100-101 numaradaki fotoğraflar; Senirkent ahalisinden Turgutlar Mahallesinden Mehmet, Ali ve Mustafa biraderlerin 10 Şaban 1313 /13 Kanun-sani 1311 (26 Ocak 1896) tarihli Veli Baba Değirmeni hakkındaki dilekçeleridir. Veli Baba Zaviyesi Mütevelli ve Postnişini Mehmet Takiyüddin Efendinin, Veli Baba değirmenini zorla zapt ettikleri iddiası ile haklarında şikayetçi olduğu Mehmet, Mustafa ve Ali kardeşler; yukarıda verdiğimiz fetvayı şer’i, mahkeme ilamı ve ferman-aliye istinaden değirmenin kendi mülkleri olduğunu savunmuşlardır. Takiyüddin Efendinin ellerindeki belgelerin kayıtları olmadığından geçersiz olduğunu söylemesi üzerine; adı geçen şahıslar söz konusu dilekçe ile Divan-ı Hümayun Kaleminden ellerinde bulunan emr-i alinin kaydını talep etmişlerdir (EKLER: Belge-3 Haşim Öztoprak Arşivi nu. 100-101).

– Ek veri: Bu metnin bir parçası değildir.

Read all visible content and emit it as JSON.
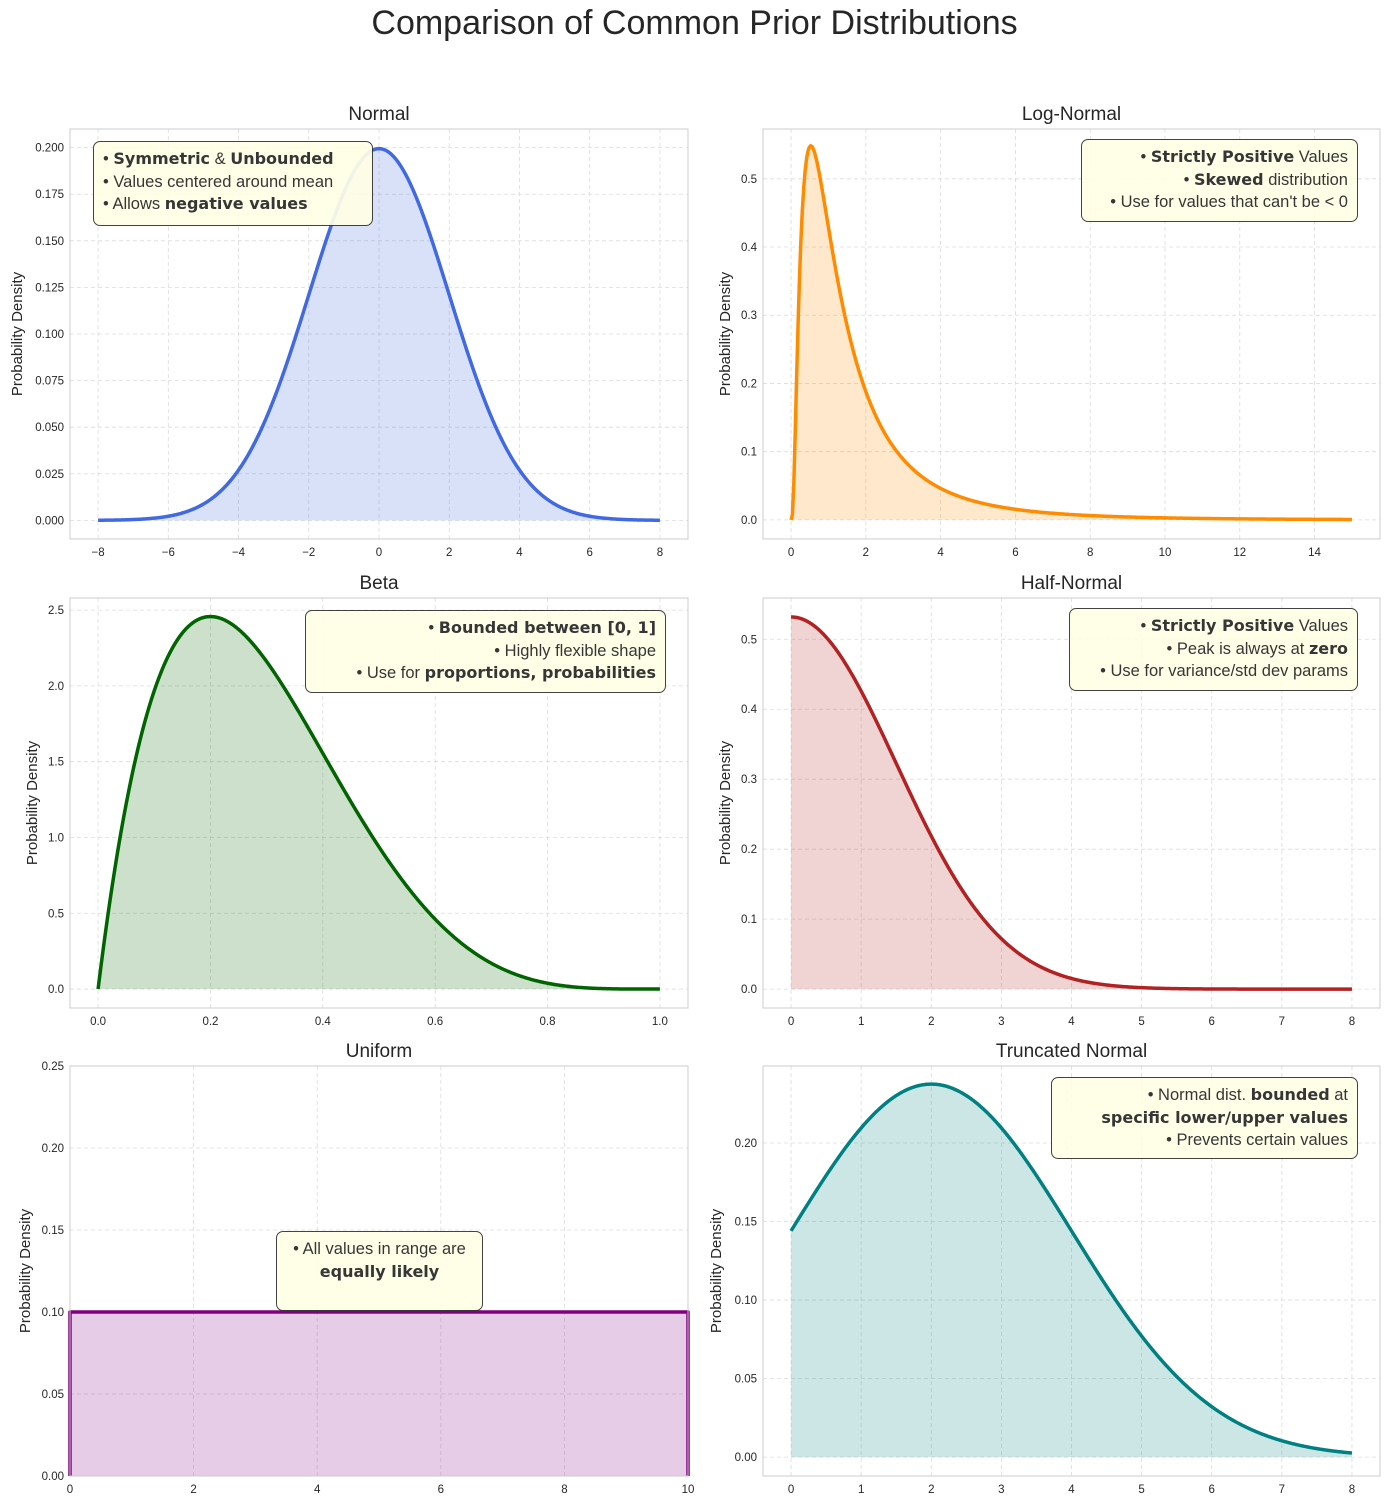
{
  "title": "Comparison of Common Prior Distributions",
  "chart_data": [
    {
      "type": "area",
      "title": "Normal",
      "ylabel": "Probability Density",
      "xlabel": "",
      "distribution": {
        "family": "normal",
        "mu": 0,
        "sigma": 2
      },
      "x_range": [
        -8,
        8
      ],
      "xlim": [
        -8.8,
        8.8
      ],
      "ylim": [
        -0.01,
        0.21
      ],
      "xticks": [
        "−8",
        "−6",
        "−4",
        "−2",
        "0",
        "2",
        "4",
        "6",
        "8"
      ],
      "xtick_values": [
        -8,
        -6,
        -4,
        -2,
        0,
        2,
        4,
        6,
        8
      ],
      "yticks": [
        "0.000",
        "0.025",
        "0.050",
        "0.075",
        "0.100",
        "0.125",
        "0.150",
        "0.175",
        "0.200"
      ],
      "ytick_values": [
        0,
        0.025,
        0.05,
        0.075,
        0.1,
        0.125,
        0.15,
        0.175,
        0.2
      ],
      "color": "#4169e1",
      "grid": true,
      "annotation": {
        "align": "left",
        "lines": [
          [
            {
              "t": "• "
            },
            {
              "t": "Symmetric",
              "b": true
            },
            {
              "t": " & "
            },
            {
              "t": "Unbounded",
              "b": true
            }
          ],
          [
            {
              "t": "• Values centered around mean"
            }
          ],
          [
            {
              "t": "• Allows "
            },
            {
              "t": "negative values",
              "b": true
            }
          ]
        ]
      }
    },
    {
      "type": "area",
      "title": "Log-Normal",
      "ylabel": "Probability Density",
      "xlabel": "",
      "distribution": {
        "family": "lognormal",
        "mu": 0.19,
        "sigma": 0.91
      },
      "x_range": [
        0,
        15
      ],
      "xlim": [
        -0.75,
        15.75
      ],
      "ylim": [
        -0.028,
        0.573
      ],
      "xticks": [
        "0",
        "2",
        "4",
        "6",
        "8",
        "10",
        "12",
        "14"
      ],
      "xtick_values": [
        0,
        2,
        4,
        6,
        8,
        10,
        12,
        14
      ],
      "yticks": [
        "0.0",
        "0.1",
        "0.2",
        "0.3",
        "0.4",
        "0.5"
      ],
      "ytick_values": [
        0,
        0.1,
        0.2,
        0.3,
        0.4,
        0.5
      ],
      "color": "#ff8c00",
      "grid": true,
      "annotation": {
        "align": "right",
        "lines": [
          [
            {
              "t": "• "
            },
            {
              "t": "Strictly Positive",
              "b": true
            },
            {
              "t": " Values"
            }
          ],
          [
            {
              "t": "• "
            },
            {
              "t": "Skewed",
              "b": true
            },
            {
              "t": " distribution"
            }
          ],
          [
            {
              "t": "• Use for values that can't be < 0"
            }
          ]
        ]
      }
    },
    {
      "type": "area",
      "title": "Beta",
      "ylabel": "Probability Density",
      "xlabel": "",
      "distribution": {
        "family": "beta",
        "alpha": 2,
        "beta": 5
      },
      "x_range": [
        0,
        1
      ],
      "xlim": [
        -0.05,
        1.05
      ],
      "ylim": [
        -0.125,
        2.58
      ],
      "xticks": [
        "0.0",
        "0.2",
        "0.4",
        "0.6",
        "0.8",
        "1.0"
      ],
      "xtick_values": [
        0,
        0.2,
        0.4,
        0.6,
        0.8,
        1.0
      ],
      "yticks": [
        "0.0",
        "0.5",
        "1.0",
        "1.5",
        "2.0",
        "2.5"
      ],
      "ytick_values": [
        0,
        0.5,
        1.0,
        1.5,
        2.0,
        2.5
      ],
      "color": "#006400",
      "grid": true,
      "annotation": {
        "align": "right",
        "lines": [
          [
            {
              "t": "• "
            },
            {
              "t": "Bounded between [0, 1]",
              "b": true
            }
          ],
          [
            {
              "t": "• Highly flexible shape"
            }
          ],
          [
            {
              "t": "• Use for "
            },
            {
              "t": "proportions, probabilities",
              "b": true
            }
          ]
        ]
      }
    },
    {
      "type": "area",
      "title": "Half-Normal",
      "ylabel": "Probability Density",
      "xlabel": "",
      "distribution": {
        "family": "halfnormal",
        "sigma": 1.5
      },
      "x_range": [
        0,
        8
      ],
      "xlim": [
        -0.4,
        8.4
      ],
      "ylim": [
        -0.027,
        0.559
      ],
      "xticks": [
        "0",
        "1",
        "2",
        "3",
        "4",
        "5",
        "6",
        "7",
        "8"
      ],
      "xtick_values": [
        0,
        1,
        2,
        3,
        4,
        5,
        6,
        7,
        8
      ],
      "yticks": [
        "0.0",
        "0.1",
        "0.2",
        "0.3",
        "0.4",
        "0.5"
      ],
      "ytick_values": [
        0,
        0.1,
        0.2,
        0.3,
        0.4,
        0.5
      ],
      "color": "#b22222",
      "grid": true,
      "annotation": {
        "align": "right",
        "lines": [
          [
            {
              "t": "• "
            },
            {
              "t": "Strictly Positive",
              "b": true
            },
            {
              "t": " Values"
            }
          ],
          [
            {
              "t": "• Peak is always at "
            },
            {
              "t": "zero",
              "b": true
            }
          ],
          [
            {
              "t": "• Use for variance/std dev params"
            }
          ]
        ]
      }
    },
    {
      "type": "area",
      "title": "Uniform",
      "ylabel": "Probability Density",
      "xlabel": "",
      "distribution": {
        "family": "uniform",
        "low": 0,
        "high": 10
      },
      "x_range": [
        0,
        10
      ],
      "xlim": [
        0,
        10
      ],
      "ylim": [
        0,
        0.25
      ],
      "xticks": [
        "0",
        "2",
        "4",
        "6",
        "8",
        "10"
      ],
      "xtick_values": [
        0,
        2,
        4,
        6,
        8,
        10
      ],
      "yticks": [
        "0.00",
        "0.05",
        "0.10",
        "0.15",
        "0.20",
        "0.25"
      ],
      "ytick_values": [
        0,
        0.05,
        0.1,
        0.15,
        0.2,
        0.25
      ],
      "color": "#800080",
      "grid": true,
      "annotation": {
        "align": "center",
        "lines": [
          [
            {
              "t": "• All values in range are"
            }
          ],
          [
            {
              "t": "equally likely",
              "b": true
            }
          ]
        ]
      }
    },
    {
      "type": "area",
      "title": "Truncated Normal",
      "ylabel": "Probability Density",
      "xlabel": "",
      "distribution": {
        "family": "truncnormal",
        "mu": 2,
        "sigma": 2,
        "lower": 0,
        "upper": 8
      },
      "x_range": [
        0,
        8
      ],
      "xlim": [
        -0.4,
        8.4
      ],
      "ylim": [
        -0.012,
        0.249
      ],
      "xticks": [
        "0",
        "1",
        "2",
        "3",
        "4",
        "5",
        "6",
        "7",
        "8"
      ],
      "xtick_values": [
        0,
        1,
        2,
        3,
        4,
        5,
        6,
        7,
        8
      ],
      "yticks": [
        "0.00",
        "0.05",
        "0.10",
        "0.15",
        "0.20"
      ],
      "ytick_values": [
        0,
        0.05,
        0.1,
        0.15,
        0.2
      ],
      "color": "#008080",
      "grid": true,
      "annotation": {
        "align": "right",
        "lines": [
          [
            {
              "t": "• Normal dist. "
            },
            {
              "t": "bounded",
              "b": true
            },
            {
              "t": " at"
            }
          ],
          [
            {
              "t": "specific lower/upper values",
              "b": true
            }
          ],
          [
            {
              "t": "• Prevents certain values"
            }
          ]
        ]
      }
    }
  ]
}
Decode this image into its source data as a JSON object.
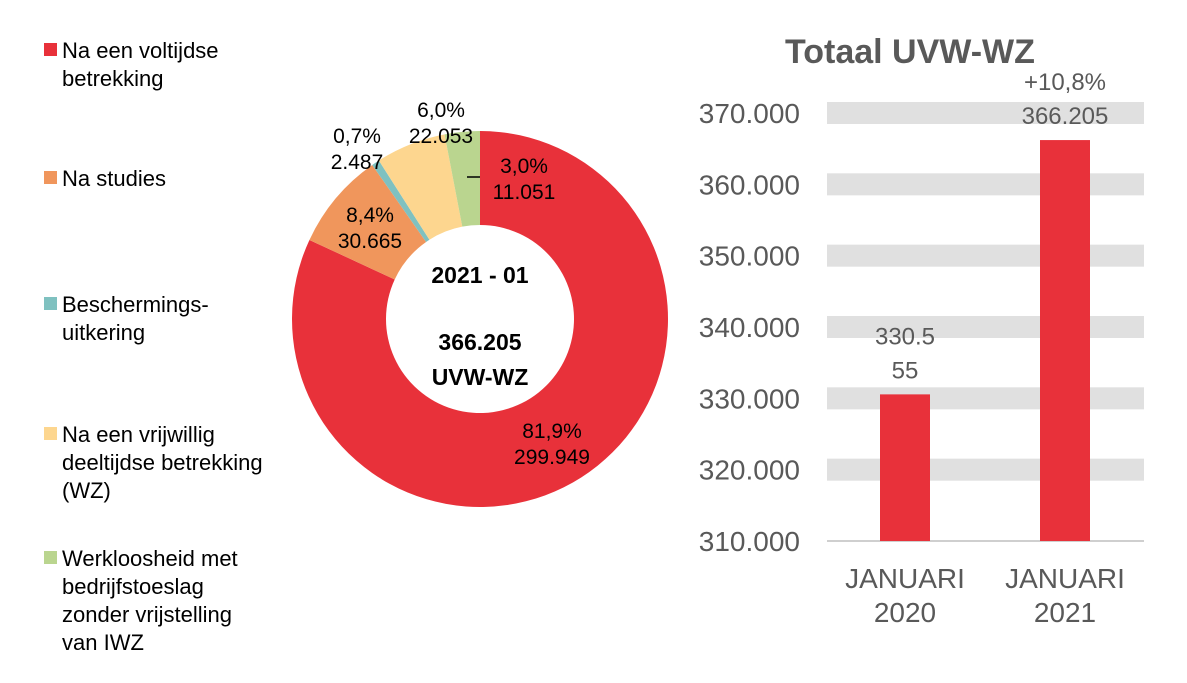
{
  "chart_data": [
    {
      "type": "pie",
      "variant": "donut",
      "center_labels": [
        "2021 - 01",
        "366.205",
        "UVW-WZ"
      ],
      "slices": [
        {
          "name": "Na een voltijdse\nbetrekking",
          "percent_label": "81,9%",
          "value_label": "299.949",
          "value": 299949,
          "color": "#E8313A"
        },
        {
          "name": "Na studies",
          "percent_label": "8,4%",
          "value_label": "30.665",
          "value": 30665,
          "color": "#F0965C"
        },
        {
          "name": "Beschermings-\nuitkering",
          "percent_label": "0,7%",
          "value_label": "2.487",
          "value": 2487,
          "color": "#7FC1C0"
        },
        {
          "name": "Na een vrijwillig\ndeeltijdse betrekking\n(WZ)",
          "percent_label": "6,0%",
          "value_label": "22.053",
          "value": 22053,
          "color": "#FDD68F"
        },
        {
          "name": "Werkloosheid met\nbedrijfstoeslag\nzonder vrijstelling\nvan IWZ",
          "percent_label": "3,0%",
          "value_label": "11.051",
          "value": 11051,
          "color": "#BAD58F"
        }
      ],
      "legend_placement": "left"
    },
    {
      "type": "bar",
      "title": "Totaal UVW-WZ",
      "categories": [
        [
          "JANUARI",
          "2020"
        ],
        [
          "JANUARI",
          "2021"
        ]
      ],
      "values": [
        330555,
        366205
      ],
      "data_labels": [
        [
          "330.5",
          "55"
        ],
        [
          "+10,8%",
          "366.205"
        ]
      ],
      "ylim": [
        310000,
        370000
      ],
      "yticks": [
        310000,
        320000,
        330000,
        340000,
        350000,
        360000,
        370000
      ],
      "ytick_labels": [
        "310.000",
        "320.000",
        "330.000",
        "340.000",
        "350.000",
        "360.000",
        "370.000"
      ],
      "bar_color": "#E8313A",
      "grid": "bands",
      "grid_color": "#E0E0E0"
    }
  ]
}
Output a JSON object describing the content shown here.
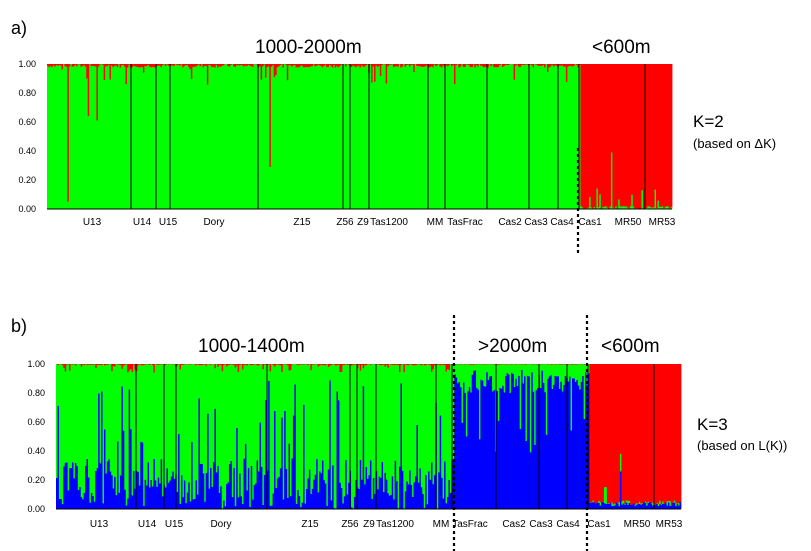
{
  "figure": {
    "panel_a": {
      "label": "a)",
      "k_label": "K=2",
      "k_note": "(based on ΔK)",
      "regions": [
        "1000-2000m",
        "<600m"
      ]
    },
    "panel_b": {
      "label": "b)",
      "k_label": "K=3",
      "k_note": "(based on L(K))",
      "regions": [
        "1000-1400m",
        ">2000m",
        "<600m"
      ]
    }
  },
  "chart_data": [
    {
      "type": "bar",
      "subtype": "stacked-admixture",
      "panel": "a)",
      "k": 2,
      "ylim": [
        0,
        1
      ],
      "y_ticks": [
        "1.00",
        "0.80",
        "0.60",
        "0.40",
        "0.20",
        "0.00"
      ],
      "colors": {
        "cluster1": "#00ff00",
        "cluster2": "#ff0000"
      },
      "populations": [
        "U13",
        "U14",
        "U15",
        "Dory",
        "Z15",
        "Z56",
        "Z9",
        "Tas1200",
        "MM",
        "TasFrac",
        "Cas2",
        "Cas3",
        "Cas4",
        "Cas1",
        "MR50",
        "MR53"
      ],
      "series": [
        {
          "values_summary": "cluster1 ≈0.97-1.00 for U13…Cas4; ≈0.0-0.05 for Cas1, MR50, MR53 (one Cas1 individual ≈0.39)"
        },
        {
          "values_summary": "cluster2 complement of cluster1"
        }
      ]
    },
    {
      "type": "bar",
      "subtype": "stacked-admixture",
      "panel": "b)",
      "k": 3,
      "ylim": [
        0,
        1
      ],
      "y_ticks": [
        "1.00",
        "0.80",
        "0.60",
        "0.40",
        "0.20",
        "0.00"
      ],
      "colors": {
        "cluster1": "#0000ff",
        "cluster2": "#00ff00",
        "cluster3": "#ff0000"
      },
      "populations": [
        "U13",
        "U14",
        "U15",
        "Dory",
        "Z15",
        "Z56",
        "Z9",
        "Tas1200",
        "MM",
        "TasFrac",
        "Cas2",
        "Cas3",
        "Cas4",
        "Cas1",
        "MR50",
        "MR53"
      ],
      "series": [
        {
          "values_summary": "cluster1 (blue) ≈0.05-0.40 for U13…MM; ≈0.80-0.97 for TasFrac…Cas4; ≈0.02-0.05 for Cas1…MR53"
        },
        {
          "values_summary": "cluster2 (green) fills to ≈0.98 for U13…Cas4; ≈0.0-0.05 for Cas1…MR53 (one Cas1 individual ≈0.38)"
        },
        {
          "values_summary": "cluster3 (red) ≈0.0-0.02 for U13…Cas4; ≈0.95-1.00 for Cas1…MR53"
        }
      ]
    }
  ]
}
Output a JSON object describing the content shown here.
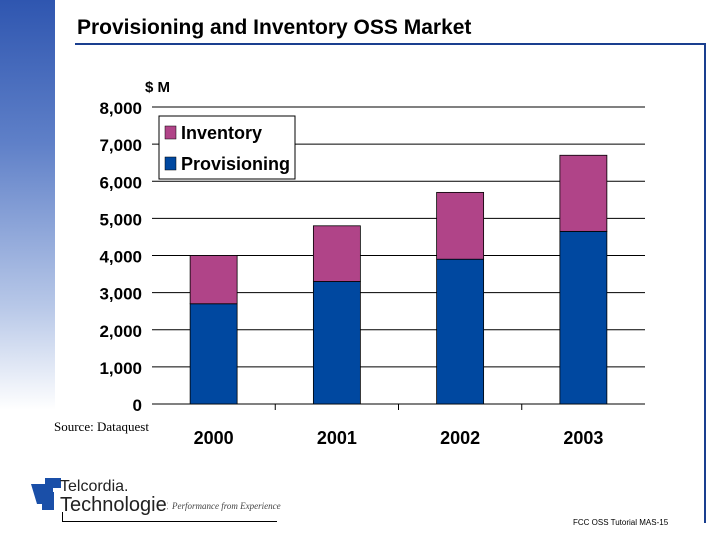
{
  "slide": {
    "title": "Provisioning and Inventory OSS Market",
    "source": "Source: Dataquest",
    "footer": "FCC OSS Tutorial MAS-15",
    "logo_text": [
      "Telcordia.",
      "Technologies"
    ],
    "tagline": "Performance from Experience"
  },
  "chart_data": {
    "type": "bar",
    "stacked": true,
    "ylabel": "$ M",
    "categories": [
      "2000",
      "2001",
      "2002",
      "2003"
    ],
    "ylim": [
      0,
      8000
    ],
    "yticks": [
      "0",
      "1,000",
      "2,000",
      "3,000",
      "4,000",
      "5,000",
      "6,000",
      "7,000",
      "8,000"
    ],
    "grid": true,
    "legend_placement": "top-left",
    "series": [
      {
        "name": "Provisioning",
        "color": "#0048a0",
        "values": [
          2700,
          3300,
          3900,
          4650
        ]
      },
      {
        "name": "Inventory",
        "color": "#b04488",
        "values": [
          1300,
          1500,
          1800,
          2050
        ]
      }
    ]
  }
}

102-110 numaralı fotoğraflar; İlegüb köyü a’şarının Veli Baba Zaviyesine tahsisi ile ilgilidir. Yazı büyük ve geniş kağıda yazıldığı ve yıprandığı için, kolay okunabilmesi için dokuz adet fotoğraf çekilmiştir. Söz konusu evraktan Arazi-i Mevkufe Komisyonunun sekizinci defa olarak sadarete gönderilmiş olan itirazları, Sadaret makamından Evkaf-ı Hümayun Nezaretine havale kılınmış ve Evkaf Nezaretinden de 9 Cemaziyel-evvel 1332 ve 23 Mart 1330 ( 5 Nisan 1914) tarihinde cevap verilmiştir (Haşim Öztoprak Arşivi nu. 102-110).

Boş kağıda “fihi-mutasaddık evrak-ı muhakeme kayıtlarıdır” notu düşülmüş (Haşim Öztoprak Arşivi nu. 111-112)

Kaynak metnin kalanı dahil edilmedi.